Comparative effectiveness options in health care

Posted on
December 18, 2007

CBO just released a report on comparative effectiveness research. Such research holds the potential to reduce health care costs over the long term -- possibly by substantial amounts if it is done rigorously and if its results are ultimately tied to changes in financial incentives for providers and consumers.

Since health care costs represent the nation's central fiscal challenge (see here), today's report -- and others on options to reduce health care costs that CBO will be putting out over the next year or so -- seem particularly important. What's perhaps most interesting about the health care challenge and its fundamental role in the nation's fiscal future is that a variety of evidence suggests that opportunities exist to constrain health care costs both in the public programs and in the rest of the health system without adverse health consequences (see discussion here and in today's report). Comparative effectiveness research may help policymakers capture those opportunities.

One of the reasons that opportunities exist to reduce costs without harming quality is that hard evidence is often unavailable about which treatments work best for which patients and whether the added benefits of more-effective but more-expensive services are sufficient to warrant their added costs -- yet the current health system is geared toward adopting more expensive treatments even when evidence about their impact is lacking.

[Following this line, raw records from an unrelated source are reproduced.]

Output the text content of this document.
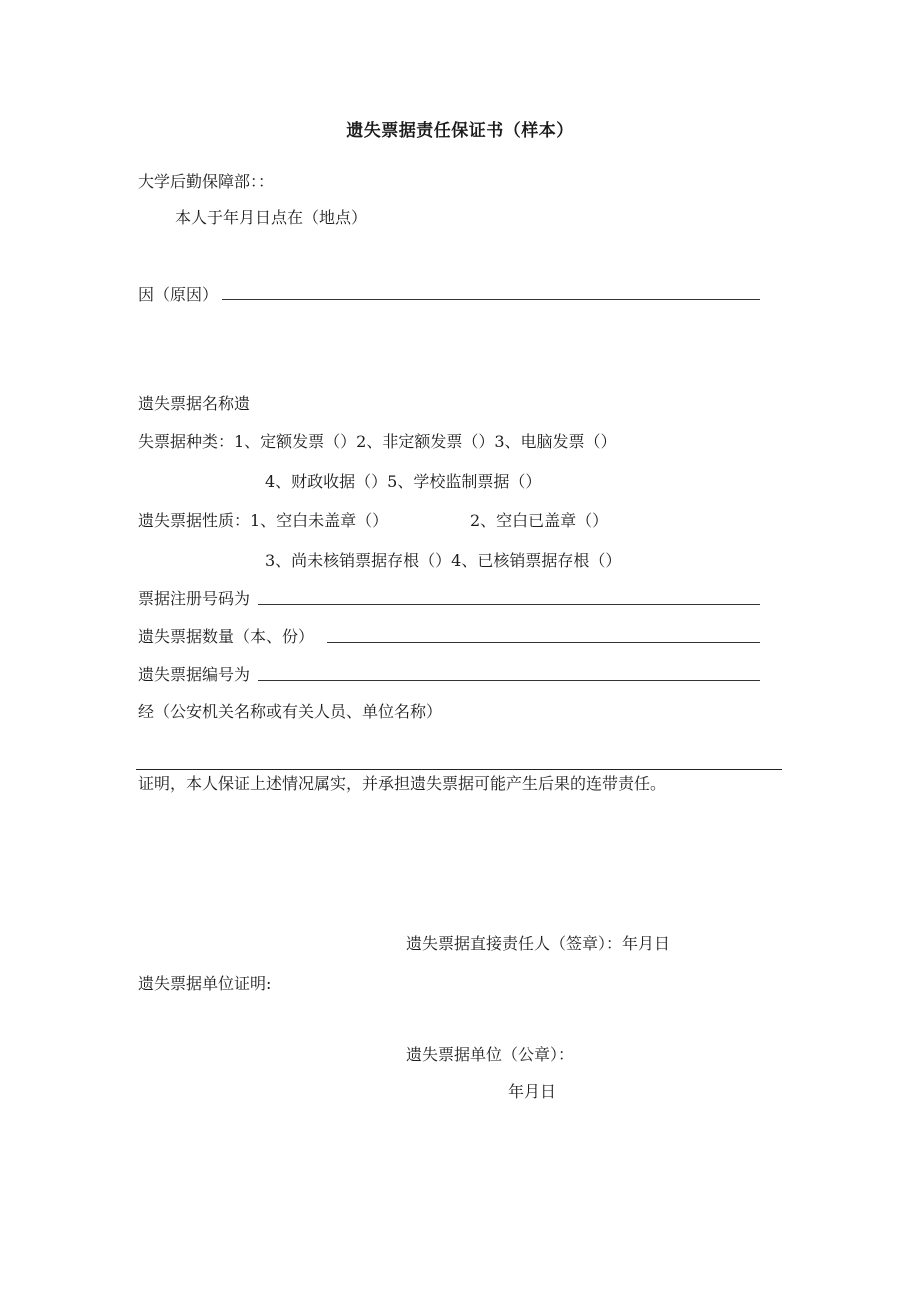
遗失票据责任保证书（样本）
大学后勤保障部：：
本人于年月日点在（地点）
因（原因）
遗失票据名称遗
失票据种类：1、定额发票（）2、非定额发票（）3、电脑发票（）
4、财政收据（）5、学校监制票据（）
遗失票据性质：1、空白未盖章（）	2、空白已盖章（）
3、尚未核销票据存根（）4、已核销票据存根（）
票据注册号码为
遗失票据数量（本、份）
遗失票据编号为
经（公安机关名称或有关人员、单位名称）
证明，本人保证上述情况属实，并承担遗失票据可能产生后果的连带责任。
遗失票据直接责任人（签章）：年月日
遗失票据单位证明:
遗失票据单位（公章）：
年月日
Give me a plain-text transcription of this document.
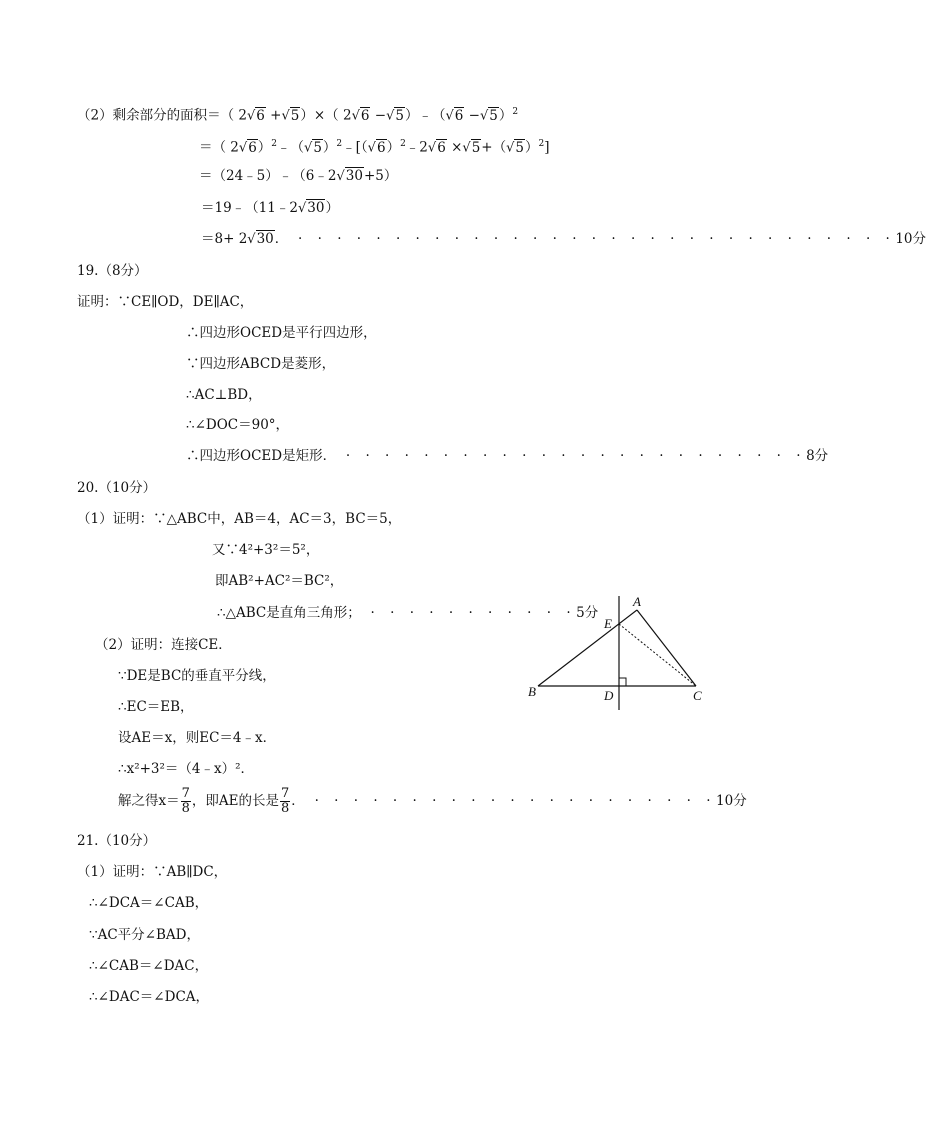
（2）剩余部分的面积＝（ 2√6 +√5）×（ 2√6 −√5）﹣（√6 −√5）$^2$
＝（ $2√6)^2﹣(√5)^2﹣[(√6)^2﹣2√6 \times√5+(√5)^2]$
＝（24﹣5）﹣（6﹣2√30+5）
＝19﹣（11﹣2√30）
＝8+ 2√30． · · · · · · · · · · · · · · · · · · · · · · · · · · · · · · ·10分
19.（8分）
证明：∵CE∥OD，DE∥AC，
∴四边形OCED是平行四边形，
∵四边形ABCD是菱形，
∴AC⊥BD，
∴∠DOC＝90°，
∴四边形OCED是矩形． · · · · · · · · · · · · · · · · · · · · · · · ·8分
20.（10分）
（1）证明：∵△ABC中，AB＝4，AC＝3，BC＝5，
又∵4²+3²＝5²，
即AB²+AC²＝BC²，
∴△ABC是直角三角形； · · · · · · · · · · ·5分
（2）证明：连接CE．
∵DE是BC的垂直平分线，
∴EC＝EB，
设AE＝x，则EC＝4﹣x．
∴x²+3²＝（4﹣x）²．
解之得$x= \frac{7}{8}$ ，即AE的长是 $\frac{7}{8}$ ． · · · · · · · · · · · · · · · · · · · · ·10分
21.（10分）
（1）证明：∵AB∥DC，
∴∠DCA＝∠CAB，
∵AC平分∠BAD，
∴∠CAB＝∠DAC，
∴∠DAC＝∠DCA，
A
B	C
D
E
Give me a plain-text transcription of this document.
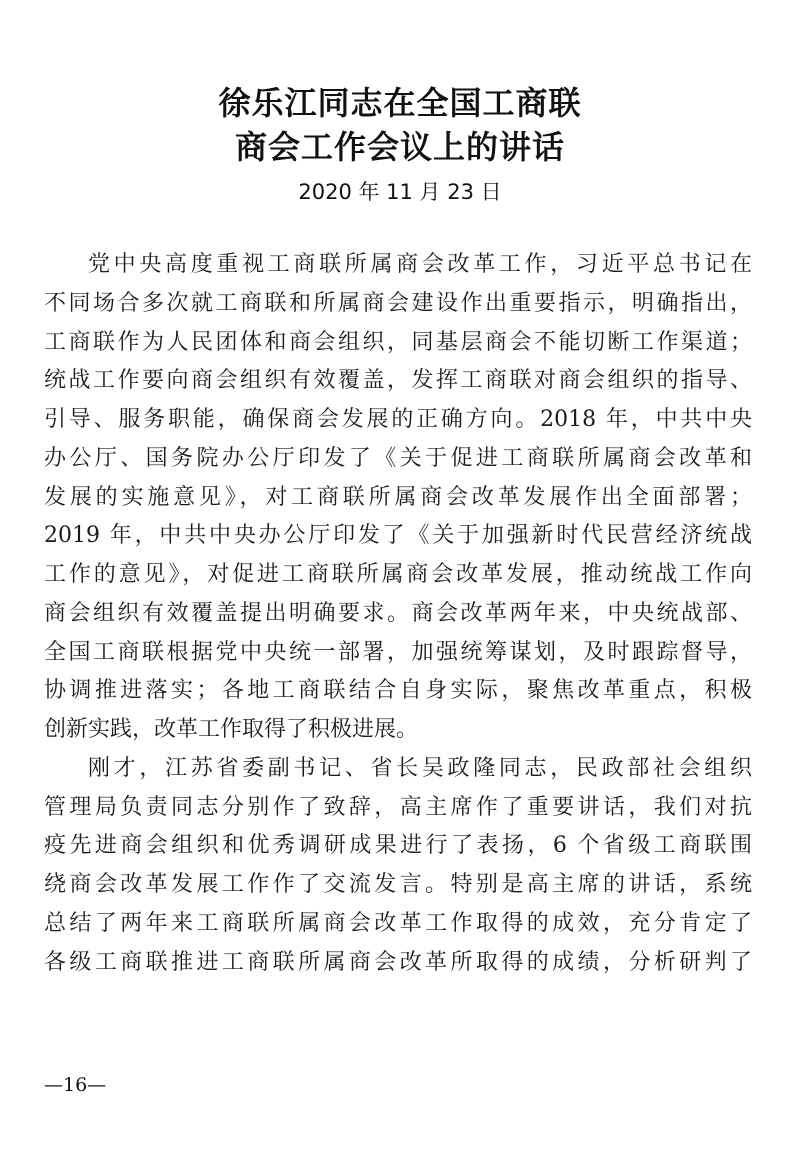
徐乐江同志在全国工商联
商会工作会议上的讲话
2020 年 11 月 23 日
党中央高度重视工商联所属商会改革工作，习近平总书记在
不同场合多次就工商联和所属商会建设作出重要指示，明确指出，
工商联作为人民团体和商会组织，同基层商会不能切断工作渠道；
统战工作要向商会组织有效覆盖，发挥工商联对商会组织的指导、
引导、服务职能，确保商会发展的正确方向。2018 年，中共中央
办公厅、国务院办公厅印发了《关于促进工商联所属商会改革和
发展的实施意见》，对工商联所属商会改革发展作出全面部署；
2019 年，中共中央办公厅印发了《关于加强新时代民营经济统战
工作的意见》，对促进工商联所属商会改革发展，推动统战工作向
商会组织有效覆盖提出明确要求。商会改革两年来，中央统战部、
全国工商联根据党中央统一部署，加强统筹谋划，及时跟踪督导，
协调推进落实；各地工商联结合自身实际，聚焦改革重点，积极
创新实践，改革工作取得了积极进展。
刚才，江苏省委副书记、省长吴政隆同志，民政部社会组织
管理局负责同志分别作了致辞，高主席作了重要讲话，我们对抗
疫先进商会组织和优秀调研成果进行了表扬，6 个省级工商联围
绕商会改革发展工作作了交流发言。特别是高主席的讲话，系统
总结了两年来工商联所属商会改革工作取得的成效，充分肯定了
各级工商联推进工商联所属商会改革所取得的成绩，分析研判了
—16—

Generating evidence that compares treatments is what research on comparative effectiveness does. Today's report makes several key points:

  • Although some comparative effectiveness research is currently conducted by health plans and others, private-sector entities have only a limited incentive to produce or pay for research that could benefit others-including competitors. In addition, the federal government's health insurance programs themselves play a significant role in medical care and the budget, so the government has an interest in generating evaluations of the effectiveness of different approaches to health care -- but to date has generally not demanded such research. These observations provide a motivation for a larger federal role in coordinating and funding (although not necessarily conducting) such research.
  • Policymakers wanting to expand federal efforts to study comparative effectiveness could organize it in different ways-augmenting an existing agency, establishing a new agency, supporting an existing quasi-governmental organization, or creating a new public-private partnership. In evaluating these options, note that trade-offs could arise between the entitys independence from political pressure and its accountability to policymakers and other interested parties. And the comparative effectiveness effort is more likely to have an impact on medical practice if the organization is respected and trusted by doctors and other professionals in the health sector.
  • In terms of the actual research, synthesizing existing studies or analyzing available (and non-randomized) data on medical claims would be less expensive than conducting new head-to-head clinical trials to compare treatments but could also yield less definitive results-and therefore might have a smaller impact on medical practice. Randomized clinical trials can be more persuasive, but there is a practical limit to how many comparative trials could be undertaken effectively at any given time -- so some reliance on non-randomized studies is probably required to cover a wide array of topics. Having more health records available in electronic form would facilitate the use of such data for this type of research (and indeed any cost savings from electronic health records and health information technology may ultimately be derived mostly from their indirect contribution to identifying and encouraging higher-value types of care).
  • To affect medical treatment and reduce health care spending in a meaningful way, comparative effectiveness research would have to change the behavior of doctors, other health professionals, and patients. For example, the higher-value care identified by comparative effectiveness research could be promoted in the health system through financial incentives-the payments doctors receive or the cost sharing that patients face. Making substantial changes in payment policies or coverage rules under the Medicare program to reflect information on comparative effectiveness would almost certainly require legislation. Making such substantial changes in the delivery of health care will undoubtedly prove difficult and controversial.
  • Generating additional information about comparative effectiveness and making corresponding changes in incentives seems likely to reduce health care spending over time-potentially to a substantial degree. But given the time necessary to conduct the research, to alter incentives in a manner reflecting the results, and to affect behavior through those changes, any potential for substantial cost savings would probably take a decade or more to materialize. Even so, generating the additional information would tend to reduce federal health spending somewhat in the near term-but probably not by enough to offset the full costs of that research over the same time period.

Today's report was written by Philip Ellis, who joined CBO in 2002 and is currently a Senior Analyst. Phil recently coauthored two articles in the New England Journal of Medicine with me (see here and here). He was one of the primary analysts of proposals for a Medicare drug benefit and wrote a detailed report explaining the assumptions and methods CBO used in determining the effects of that legislation. His other work has spanned a variety of health care topics including disease management, the Medicaid program, and Medicare reform, and he recently completed a report on consumer-directed health plans and their potential effects on health spending and outcomes (see here). Prior to joining CBO, he worked on Medicare reform and other health care issues at the Treasury Department and in the office of the Assistant Secretary for Planning and Evaluation at the Department of Health and Human Services.

A life-long fan of the Dallas Cowboys and New York Mets, Phil received his undergraduate training at Stanford University and holds a Masters degree in public policy from Harvard and a Ph.D. in economics from MIT.